I’ve recently noticed this opinion seems unpopular, at least on Lemmy.
There is nothing wrong with downloading public data and doing statistical analysis on it, which is pretty much what these ML models do. They are not redistributing other peoples’ works (well, sometimes they do, unintentionally, and safeguards to prevent this are usually built-in). The training data is generally much, much larger than the model sizes, so it is generally not possible for the models to reconstruct random specific works. They are not creating derivative works, in the legal sense, because they do not copy and modify the original works; they generate “new” content based on probabilities.
My opinion on the subject is pretty much in agreement with this document from the EFF: https://www.eff.org/document/eff-two-pager-ai
I understand the hate for companies using data you would reasonably expect would be private. I understand hate for purposely over-fitting the model on data to reproduce people’s “likeness.” I understand the hate for AI generated shit (because it is shit). I really don’t understand where all this hate for using public data for building a “statistical” model to “learn” general patterns is coming from.

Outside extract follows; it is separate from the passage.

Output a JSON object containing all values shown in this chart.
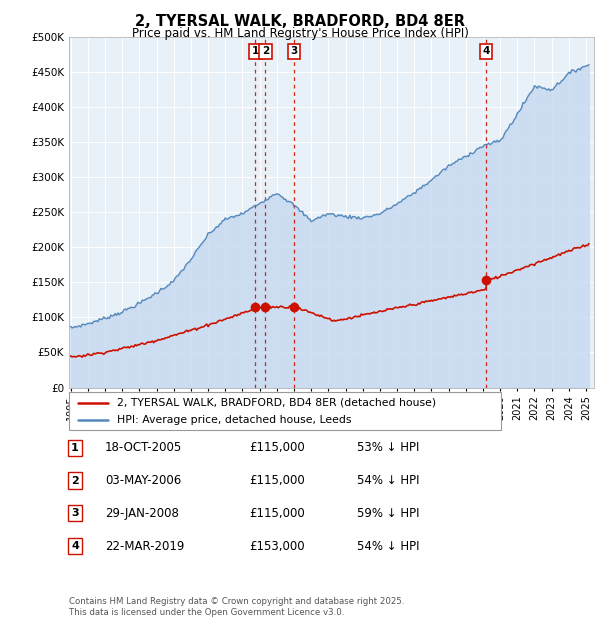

I can also understand the anxiety people may feel, if they believe all the AI hype, that it will eliminate jobs. I don’t think AI is going to be able to directly replace people any time soon. It will probably improve productivity (with stuff like background-removers, better autocomplete, etc), which might eliminate some jobs, but that’s really just a problem with capitalism, and productivity increases are generally considered good.
Define “public”.
Publicly available is not the same as public domain. You should respect the copyright, especially of small creators. I’m of the opinion that an ML model is a derivative work, and so if you’ve trawled every website under the sun for data to feed your model you’ve violated copyright.
There are multiple facets here that all kinda get mashed together when people discuss this topic and the publicly available/public domain difference kinda gets at that.
An AI model could be seen as an efficient but lossy compression scheme, especially when it comes to images… And a compressed jpeg of an image is still seen as a copy so why would an AI model trained on reproducing it be different?
It depends on how much you compress the jpeg. If it gets compressed down to 4 pixels, it cannot be seen as infringement. Technically, the word cloud is lossy compression too: it has all of the information of the text, but none of the structure. I think it depends largely on how well you can reconstruct the original from the data. A word cloud, for instance, cannot be used to reconstruct the original. Nor can a compressed jpeg, ofc; that’s the definition of lossy. But most of the information is still there, so a casual observer can quickly glean the gist of the image. There is a line somewhere between finding the average color of a work (compression down to one pixel) and jpeg compression levels.
Is the line where the main idea of the work becomes obscured? Surely not, since a summary hardly infringes on the copyright of a book. I don’t know where this line should be drawn (personally, I feel very Stallman-esque about copyright: IP is not a coherent concept), but if we want to put rules on these things, we need to well-define them, which requires venturing into the domain of information theory (what percentage of the entropy in the original is part of the redistributed work, for example), but I don’t know how realistic that is in the context of law.
Are you suggesting that the model itself is a compressed version of its training data? I think it requires some stretches of how training works to accept that.